I’m finished with the first five chapters of edits on Stripped and am now moving into the second half of the novella. Thank you so much Megan for your most excellent crit (and my beta readers who always give me great feedback) I’ve added a bit of backstory to my heroine to explain why she’s the way she is and woven other chunks of backstory into the novella as a whole. I’ll have it to my agent by Wednesday as promised, yay!

It set off this whole introspective thing in me last night as I was thinking on the nature of crit and how I deal with it as an author.

It takes a lot for me to send out work to crit at this stage of my writing because I normally don’t send to beta and crit until the third draft but I didn’t have the time and so it’s rougher than it would be normally. Showing my stuff, warts and all, at early stages makes me neurotic and freaks me out. But it has to be done and it makes the final product better.

And so for me anyway, I take crit in the spirit it’s offered. It helps to know what other people I trust think. I don’t want fluffy crit. I don’t want harsh for the sake of harsh either but I want straightforward crit so I can just get to the point without having to salve my ego. I can’t fix it if I don’t know what’s wrong. And I’m not perfect and neither is my writing, I’m a work in progress.

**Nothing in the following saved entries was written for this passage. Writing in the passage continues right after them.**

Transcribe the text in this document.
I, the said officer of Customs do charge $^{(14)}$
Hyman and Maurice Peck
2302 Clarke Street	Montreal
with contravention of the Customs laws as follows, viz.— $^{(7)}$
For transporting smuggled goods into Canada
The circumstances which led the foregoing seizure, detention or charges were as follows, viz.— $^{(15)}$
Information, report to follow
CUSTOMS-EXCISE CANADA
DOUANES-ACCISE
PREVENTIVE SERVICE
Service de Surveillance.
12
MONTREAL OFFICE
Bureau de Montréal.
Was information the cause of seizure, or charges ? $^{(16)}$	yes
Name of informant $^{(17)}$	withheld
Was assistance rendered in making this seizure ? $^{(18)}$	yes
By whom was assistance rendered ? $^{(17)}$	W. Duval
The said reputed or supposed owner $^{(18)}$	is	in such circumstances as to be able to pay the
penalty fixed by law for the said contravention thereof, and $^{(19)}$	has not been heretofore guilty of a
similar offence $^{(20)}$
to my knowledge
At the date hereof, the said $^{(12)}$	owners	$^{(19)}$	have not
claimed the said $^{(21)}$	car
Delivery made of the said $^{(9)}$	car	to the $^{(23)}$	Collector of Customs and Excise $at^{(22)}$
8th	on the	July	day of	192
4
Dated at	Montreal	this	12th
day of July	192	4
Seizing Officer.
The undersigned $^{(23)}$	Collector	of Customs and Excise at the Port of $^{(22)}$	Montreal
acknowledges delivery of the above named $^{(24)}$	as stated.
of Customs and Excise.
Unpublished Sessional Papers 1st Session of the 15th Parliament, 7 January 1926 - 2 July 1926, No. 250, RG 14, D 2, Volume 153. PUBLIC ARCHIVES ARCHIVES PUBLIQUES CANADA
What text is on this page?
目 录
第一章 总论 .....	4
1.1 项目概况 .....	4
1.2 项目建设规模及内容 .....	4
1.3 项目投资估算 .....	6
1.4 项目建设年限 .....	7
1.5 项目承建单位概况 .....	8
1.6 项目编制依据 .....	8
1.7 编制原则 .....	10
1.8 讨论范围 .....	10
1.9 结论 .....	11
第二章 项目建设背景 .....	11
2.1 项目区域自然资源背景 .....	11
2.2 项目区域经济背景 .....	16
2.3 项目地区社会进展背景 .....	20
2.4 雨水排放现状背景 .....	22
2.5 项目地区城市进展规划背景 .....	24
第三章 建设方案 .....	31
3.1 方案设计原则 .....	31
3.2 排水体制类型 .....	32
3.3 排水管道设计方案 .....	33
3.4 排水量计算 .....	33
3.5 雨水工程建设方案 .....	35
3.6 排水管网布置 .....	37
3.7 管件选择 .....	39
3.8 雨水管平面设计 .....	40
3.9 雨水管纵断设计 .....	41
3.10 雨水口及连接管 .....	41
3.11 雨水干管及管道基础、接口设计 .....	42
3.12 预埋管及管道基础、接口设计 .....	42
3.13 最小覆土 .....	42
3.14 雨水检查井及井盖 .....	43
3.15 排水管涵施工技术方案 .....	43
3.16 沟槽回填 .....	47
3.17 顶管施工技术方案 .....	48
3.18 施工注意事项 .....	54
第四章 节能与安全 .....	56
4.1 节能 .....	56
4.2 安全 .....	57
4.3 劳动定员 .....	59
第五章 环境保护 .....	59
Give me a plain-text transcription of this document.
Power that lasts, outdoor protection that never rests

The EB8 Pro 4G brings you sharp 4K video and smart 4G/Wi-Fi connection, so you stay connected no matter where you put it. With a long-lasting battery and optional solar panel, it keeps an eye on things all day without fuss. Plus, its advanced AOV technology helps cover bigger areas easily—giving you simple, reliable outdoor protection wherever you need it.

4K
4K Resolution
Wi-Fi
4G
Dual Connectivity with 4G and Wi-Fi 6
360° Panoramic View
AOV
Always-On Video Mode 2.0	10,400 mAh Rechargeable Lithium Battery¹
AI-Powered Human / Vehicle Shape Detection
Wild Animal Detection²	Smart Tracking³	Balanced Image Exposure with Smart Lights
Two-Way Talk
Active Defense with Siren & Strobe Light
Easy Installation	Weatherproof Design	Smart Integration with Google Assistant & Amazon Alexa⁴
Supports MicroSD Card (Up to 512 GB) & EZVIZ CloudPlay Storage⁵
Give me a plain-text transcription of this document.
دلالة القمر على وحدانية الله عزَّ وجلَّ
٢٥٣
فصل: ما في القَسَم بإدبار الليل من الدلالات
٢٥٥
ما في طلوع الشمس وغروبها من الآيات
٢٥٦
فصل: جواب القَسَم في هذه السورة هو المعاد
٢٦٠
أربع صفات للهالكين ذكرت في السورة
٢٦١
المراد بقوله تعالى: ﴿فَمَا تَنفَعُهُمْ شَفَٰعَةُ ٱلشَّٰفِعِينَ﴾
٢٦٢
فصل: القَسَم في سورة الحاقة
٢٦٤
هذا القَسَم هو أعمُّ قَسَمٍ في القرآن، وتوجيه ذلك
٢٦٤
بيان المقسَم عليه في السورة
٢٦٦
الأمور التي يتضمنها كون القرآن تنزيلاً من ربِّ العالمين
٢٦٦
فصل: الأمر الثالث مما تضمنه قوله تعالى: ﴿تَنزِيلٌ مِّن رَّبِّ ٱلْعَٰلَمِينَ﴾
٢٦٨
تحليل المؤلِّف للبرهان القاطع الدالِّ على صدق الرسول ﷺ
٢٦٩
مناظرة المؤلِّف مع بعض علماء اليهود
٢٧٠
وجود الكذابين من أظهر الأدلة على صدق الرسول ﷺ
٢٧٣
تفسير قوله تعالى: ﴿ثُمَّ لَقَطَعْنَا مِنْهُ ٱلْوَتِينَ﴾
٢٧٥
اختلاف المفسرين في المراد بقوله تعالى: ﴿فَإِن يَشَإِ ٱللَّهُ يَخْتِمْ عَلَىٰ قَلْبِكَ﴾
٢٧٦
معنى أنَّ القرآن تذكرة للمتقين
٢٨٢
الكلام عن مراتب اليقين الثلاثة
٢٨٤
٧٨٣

I was just thinking about how far I’ve come after doing this a few years. Some of the comments I received, if I’d gotten them a year ago, I wouldn’t have known how to fix it or it would have been this long, arduous process. Now I know how to add even a paragraph here or there to make a huge difference overall. So each time I do this I learn and as I want to do this for the rest of my life, I have to keep making things better. You can’t do that if you don’t try and put yourself out there.

Half the importance of crit is finding people who you click with and who you can trust. The other half is taking what you need and ignoring what you don’t but still benefitting from everything that’s said.